Has any one cut one of these heater core's apart to see what's going on inside? Are they leaking at the braze joints (or where?)? What's your water treatment look like?
Some possibilities could include:
1) pH totally out of whack. High ph eats aluminum. Guess what the thinnest aluminum part is? It doesn't mean it will eat a hole, all that's necessary is eating around a braze joint. Are they reusing your old coolant every time? Ask them to do a pH test. That should solve this question. Remember, coolant contains components to help reduce corrosivity, even if the pH measured is slightly outside of the 'safe' range. pH strips are terrible in accuracy, which is what most shops use. A good digital meter is much better...but must be properly calibrated or checked against a known set of pH buffers, of different known pH levels. Then you know your meter is reading properly. See charts below.
2) Bad engine ground and somehow the heater core has become the anode?

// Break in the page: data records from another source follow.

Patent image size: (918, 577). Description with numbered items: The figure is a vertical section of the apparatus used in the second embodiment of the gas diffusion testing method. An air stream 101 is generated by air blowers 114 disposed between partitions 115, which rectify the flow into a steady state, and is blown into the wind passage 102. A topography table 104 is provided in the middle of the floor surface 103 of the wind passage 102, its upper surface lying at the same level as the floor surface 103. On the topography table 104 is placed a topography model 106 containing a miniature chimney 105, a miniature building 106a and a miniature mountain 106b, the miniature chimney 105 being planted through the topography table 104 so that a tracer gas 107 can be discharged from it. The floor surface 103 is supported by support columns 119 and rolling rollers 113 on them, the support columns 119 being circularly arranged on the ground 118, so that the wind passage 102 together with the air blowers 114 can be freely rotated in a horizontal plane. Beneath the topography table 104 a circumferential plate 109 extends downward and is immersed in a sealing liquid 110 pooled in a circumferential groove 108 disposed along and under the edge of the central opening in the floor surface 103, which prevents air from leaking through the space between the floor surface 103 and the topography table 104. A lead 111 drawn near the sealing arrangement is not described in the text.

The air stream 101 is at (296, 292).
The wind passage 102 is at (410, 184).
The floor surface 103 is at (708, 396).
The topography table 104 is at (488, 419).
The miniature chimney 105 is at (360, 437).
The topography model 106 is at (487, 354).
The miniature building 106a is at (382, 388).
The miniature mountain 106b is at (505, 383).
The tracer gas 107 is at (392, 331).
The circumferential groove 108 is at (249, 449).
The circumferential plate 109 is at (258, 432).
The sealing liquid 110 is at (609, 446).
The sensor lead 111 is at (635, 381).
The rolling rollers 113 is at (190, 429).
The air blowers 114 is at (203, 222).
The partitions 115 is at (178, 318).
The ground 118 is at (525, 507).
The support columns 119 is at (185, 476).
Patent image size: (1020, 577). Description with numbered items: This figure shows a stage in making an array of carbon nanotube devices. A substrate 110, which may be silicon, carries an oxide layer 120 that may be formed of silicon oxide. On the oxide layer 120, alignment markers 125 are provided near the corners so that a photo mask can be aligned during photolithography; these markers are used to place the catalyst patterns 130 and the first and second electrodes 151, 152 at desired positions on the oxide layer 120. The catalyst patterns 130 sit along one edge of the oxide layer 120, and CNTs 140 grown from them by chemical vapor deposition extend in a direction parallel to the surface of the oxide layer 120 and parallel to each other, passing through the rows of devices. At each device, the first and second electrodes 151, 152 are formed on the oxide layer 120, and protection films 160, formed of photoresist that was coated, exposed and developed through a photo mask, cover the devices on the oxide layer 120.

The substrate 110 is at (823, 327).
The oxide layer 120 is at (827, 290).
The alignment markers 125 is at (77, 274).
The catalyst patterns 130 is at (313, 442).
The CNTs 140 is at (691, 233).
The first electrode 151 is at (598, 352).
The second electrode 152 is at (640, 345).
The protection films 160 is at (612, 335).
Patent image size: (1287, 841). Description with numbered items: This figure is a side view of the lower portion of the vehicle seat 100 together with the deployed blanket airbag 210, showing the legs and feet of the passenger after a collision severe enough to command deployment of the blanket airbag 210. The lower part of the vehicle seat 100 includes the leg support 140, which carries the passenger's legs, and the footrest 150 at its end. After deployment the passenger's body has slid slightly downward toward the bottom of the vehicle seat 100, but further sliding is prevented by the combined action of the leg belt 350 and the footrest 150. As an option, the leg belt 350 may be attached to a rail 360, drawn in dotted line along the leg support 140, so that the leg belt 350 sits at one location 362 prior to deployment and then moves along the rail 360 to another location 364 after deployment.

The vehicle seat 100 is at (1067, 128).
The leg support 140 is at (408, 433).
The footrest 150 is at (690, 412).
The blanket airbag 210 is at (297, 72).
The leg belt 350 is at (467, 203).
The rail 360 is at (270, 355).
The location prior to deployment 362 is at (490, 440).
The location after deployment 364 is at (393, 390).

3) Too much pressure (Per Burla above). But to add ....it high pressure can be caused by a bad headgasket too. A headgasket can be 'semi-bad' for quite a while prior to a full-on white-out! LOL. How does the upper radiator hose feel when the truck is warm? Do you hear gurgling in the AM when you go to drive the truck? Do you smell combustion through the radiator? Bubbles in the coolant at higher rpm's.
4) 4 bad heater cores in a row. Unlikely, but certainly a possibility. Maybe there was a bad run of H/C's where braze joints are weak. Or the way they are packaged, they take too much abuse via shipping which weakens the inlet pipe braze joint.
5) Incompetent dealer tech getting 'rough' with the h/c during install.
These two charts say a lot: Aluminum is low nobility ...meaning it pretty freely gives up it's electrons compared to many metals (like Copper). And 2) Too high of a pH is good for iron, but not for Aluminum. Meaning a high pH will cause AL corrosion. In a mixed Iron/Aluminum system, a pH of aroud (or just under) 9.0 is within the narrow window for both metals. Copper core heater cores (like back in the old days), copper doesn't readily give up it's electrons (as easily). It could withstand coolant neglect a lot more.